CORRIERE DELLA SERA E Zeman cambia la Roma: fuori Burdisso e Taddei

Totti colpisce di testa

(L. Valdiserri) – Usa una parola da tifoso. Dice proprio così: «Dopo la “sveglia” che abbiamo preso a Torino i ragazzi hanno lavorato meglio, ora bisogna vedere se questo lavoro darà i suoi frutti contro l’Atalanta. Quando si perde così male è normale che i giorni dopo non siano felici, ma penso che in tutti noi ci sia la voglia di aggiustare, di migliorare».Zdenek Zeman sa che è arrivato il momento di dare un segnale importante. La Roma non può essere quella umiliata allo Juventus Stadium, tanto più in una settimana in cui prima la Fiorentina e poi lo Shakhtar Donetsk avevano messo alla frusta i bianconeri. Così ha deciso di cambiare e di mandare in campo chi crede fermamente nel gioco che propone. Non si tratta di bocciature, ma di cercare una strada per uscire dalla crisi: «Faccio giocare chi mi dà maggior fiducia e mi baso su quello che ho visto durante la settimana».

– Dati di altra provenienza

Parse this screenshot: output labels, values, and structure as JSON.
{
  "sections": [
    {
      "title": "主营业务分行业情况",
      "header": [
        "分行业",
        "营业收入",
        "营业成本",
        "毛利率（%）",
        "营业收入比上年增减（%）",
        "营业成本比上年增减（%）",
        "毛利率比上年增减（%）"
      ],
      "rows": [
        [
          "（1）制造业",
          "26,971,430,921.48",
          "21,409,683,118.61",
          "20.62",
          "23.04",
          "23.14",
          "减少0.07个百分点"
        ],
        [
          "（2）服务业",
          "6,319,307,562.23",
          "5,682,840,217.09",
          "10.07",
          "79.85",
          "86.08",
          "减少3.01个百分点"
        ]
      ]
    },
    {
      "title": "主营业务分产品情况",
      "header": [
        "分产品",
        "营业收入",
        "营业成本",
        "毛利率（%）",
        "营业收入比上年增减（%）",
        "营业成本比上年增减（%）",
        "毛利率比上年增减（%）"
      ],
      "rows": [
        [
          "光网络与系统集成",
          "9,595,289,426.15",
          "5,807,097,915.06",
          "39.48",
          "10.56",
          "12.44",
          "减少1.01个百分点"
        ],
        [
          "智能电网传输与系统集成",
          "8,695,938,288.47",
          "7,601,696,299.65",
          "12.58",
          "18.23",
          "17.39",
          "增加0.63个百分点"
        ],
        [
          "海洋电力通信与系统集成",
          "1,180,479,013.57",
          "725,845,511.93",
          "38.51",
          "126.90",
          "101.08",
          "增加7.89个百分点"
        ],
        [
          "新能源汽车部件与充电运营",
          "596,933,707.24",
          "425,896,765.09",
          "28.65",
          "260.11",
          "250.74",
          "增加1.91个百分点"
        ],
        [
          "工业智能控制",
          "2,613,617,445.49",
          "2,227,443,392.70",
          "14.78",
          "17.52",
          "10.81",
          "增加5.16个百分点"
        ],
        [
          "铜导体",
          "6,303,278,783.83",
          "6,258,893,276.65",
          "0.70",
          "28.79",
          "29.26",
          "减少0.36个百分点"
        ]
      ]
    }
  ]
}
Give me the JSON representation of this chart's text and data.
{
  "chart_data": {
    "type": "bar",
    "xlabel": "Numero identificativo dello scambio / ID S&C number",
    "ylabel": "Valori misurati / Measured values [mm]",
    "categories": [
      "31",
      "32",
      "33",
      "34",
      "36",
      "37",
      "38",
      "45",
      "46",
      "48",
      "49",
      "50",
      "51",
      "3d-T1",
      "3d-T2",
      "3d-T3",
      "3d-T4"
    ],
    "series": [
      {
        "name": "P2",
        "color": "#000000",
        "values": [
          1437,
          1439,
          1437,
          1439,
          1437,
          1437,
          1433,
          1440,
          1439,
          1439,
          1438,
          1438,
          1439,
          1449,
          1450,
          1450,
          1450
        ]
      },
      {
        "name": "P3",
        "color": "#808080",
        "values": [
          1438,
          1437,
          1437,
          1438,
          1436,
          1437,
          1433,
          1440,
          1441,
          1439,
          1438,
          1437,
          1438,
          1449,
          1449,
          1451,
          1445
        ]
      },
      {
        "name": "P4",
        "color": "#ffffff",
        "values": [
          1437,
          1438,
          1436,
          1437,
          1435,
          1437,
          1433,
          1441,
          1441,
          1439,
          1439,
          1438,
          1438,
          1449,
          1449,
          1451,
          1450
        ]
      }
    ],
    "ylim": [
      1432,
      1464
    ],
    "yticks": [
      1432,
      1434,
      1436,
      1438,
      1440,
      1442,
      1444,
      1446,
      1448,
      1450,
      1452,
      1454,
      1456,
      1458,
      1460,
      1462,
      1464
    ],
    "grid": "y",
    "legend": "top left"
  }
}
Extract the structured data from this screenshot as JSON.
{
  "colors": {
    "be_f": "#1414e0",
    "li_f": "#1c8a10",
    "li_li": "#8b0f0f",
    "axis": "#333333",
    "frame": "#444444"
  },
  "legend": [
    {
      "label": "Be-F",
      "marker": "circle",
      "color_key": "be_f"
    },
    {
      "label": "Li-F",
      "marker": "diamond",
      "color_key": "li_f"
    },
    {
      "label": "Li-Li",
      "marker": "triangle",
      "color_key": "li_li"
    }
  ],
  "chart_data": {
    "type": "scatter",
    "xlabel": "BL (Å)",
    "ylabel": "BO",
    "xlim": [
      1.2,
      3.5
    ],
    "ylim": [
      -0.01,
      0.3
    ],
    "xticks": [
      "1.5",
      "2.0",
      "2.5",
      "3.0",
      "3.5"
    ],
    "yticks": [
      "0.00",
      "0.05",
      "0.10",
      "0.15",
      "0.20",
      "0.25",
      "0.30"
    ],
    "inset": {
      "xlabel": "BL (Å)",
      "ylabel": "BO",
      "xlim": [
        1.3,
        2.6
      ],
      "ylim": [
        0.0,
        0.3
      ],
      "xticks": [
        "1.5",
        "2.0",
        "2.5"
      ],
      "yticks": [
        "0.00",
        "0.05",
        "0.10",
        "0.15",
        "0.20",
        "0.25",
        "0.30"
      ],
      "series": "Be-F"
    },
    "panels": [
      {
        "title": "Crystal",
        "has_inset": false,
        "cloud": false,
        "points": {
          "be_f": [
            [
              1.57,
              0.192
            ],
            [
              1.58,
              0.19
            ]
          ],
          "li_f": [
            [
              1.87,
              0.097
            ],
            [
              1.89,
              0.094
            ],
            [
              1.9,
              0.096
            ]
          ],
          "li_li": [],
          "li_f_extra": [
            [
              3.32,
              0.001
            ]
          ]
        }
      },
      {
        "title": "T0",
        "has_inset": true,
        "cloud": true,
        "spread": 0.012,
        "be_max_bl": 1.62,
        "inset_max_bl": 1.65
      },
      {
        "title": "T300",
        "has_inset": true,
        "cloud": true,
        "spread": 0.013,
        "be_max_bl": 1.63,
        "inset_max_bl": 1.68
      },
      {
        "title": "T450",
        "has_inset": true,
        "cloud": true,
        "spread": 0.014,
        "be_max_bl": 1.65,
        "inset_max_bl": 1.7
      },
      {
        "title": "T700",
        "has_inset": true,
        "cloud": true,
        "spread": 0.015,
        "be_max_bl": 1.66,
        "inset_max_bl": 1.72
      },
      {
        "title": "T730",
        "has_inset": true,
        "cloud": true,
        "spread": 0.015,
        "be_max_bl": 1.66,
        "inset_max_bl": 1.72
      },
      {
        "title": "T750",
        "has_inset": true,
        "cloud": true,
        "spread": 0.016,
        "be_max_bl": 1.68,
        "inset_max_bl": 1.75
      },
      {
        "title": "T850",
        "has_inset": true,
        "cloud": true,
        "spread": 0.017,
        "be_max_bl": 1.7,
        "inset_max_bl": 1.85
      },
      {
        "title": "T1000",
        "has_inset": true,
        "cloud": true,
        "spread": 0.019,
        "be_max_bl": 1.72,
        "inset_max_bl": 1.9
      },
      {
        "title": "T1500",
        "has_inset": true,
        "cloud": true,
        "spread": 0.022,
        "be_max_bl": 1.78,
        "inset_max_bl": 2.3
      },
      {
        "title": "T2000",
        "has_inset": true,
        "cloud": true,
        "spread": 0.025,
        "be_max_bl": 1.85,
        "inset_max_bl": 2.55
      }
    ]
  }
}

Così tornerà in campo Piris per Taddei, che contro la Juve non «saliva», e soprattutto ci sarà il debutto da titolare del diciottenne Marquinhos, come centrale difensivo accanto a Castan, al posto di Burdisso. Zeman non lo annuncia, ma lo spiega: «Penso che il problema di Burdisso non sia tanto fisico, forse è tattico. Ancora non crede tanto in quello che si deve fare. È un ragazzo molto serio e, magari, più avanti ci riuscirà. Ma a 32 anni, dopo aver giocato un certo calcio per 15, non è facile cambiare ». È un discorso che vale anche per Daniele De Rossi, che nel ruolo di intermedio si ritrova molto poco e che, soprattutto, nel dopo gare di Torino ha detto il contrario di quanto professato da Zeman sull’obiettivo scudetto (l’allenatore: «Perché no? Dobbiamo competere con tutti»; il giocatore: «Non illudiamo i tifosi »)? La risposta di Zeman è articolata: «Primo: con De Rossi non ho mai litigato, anche se a voi piace scriverlo. Non so se il suo sia un problema fisico, ma non ha ancora fatto il De Rossi. Questione di gioco? Il gioco lo fa lui, non lo faccio io. Se credo ancora in una Roma da scudetto? Dal primo giorno chiedo comportamenti, voglia di migliorare, di proporsi, di lottare per qualcosa. Non faccio passi indietro, sono sempre convinto che questa squadra deve competere, poi è normale che deve farlo in maniera diversa rispetto alla partita di Torino».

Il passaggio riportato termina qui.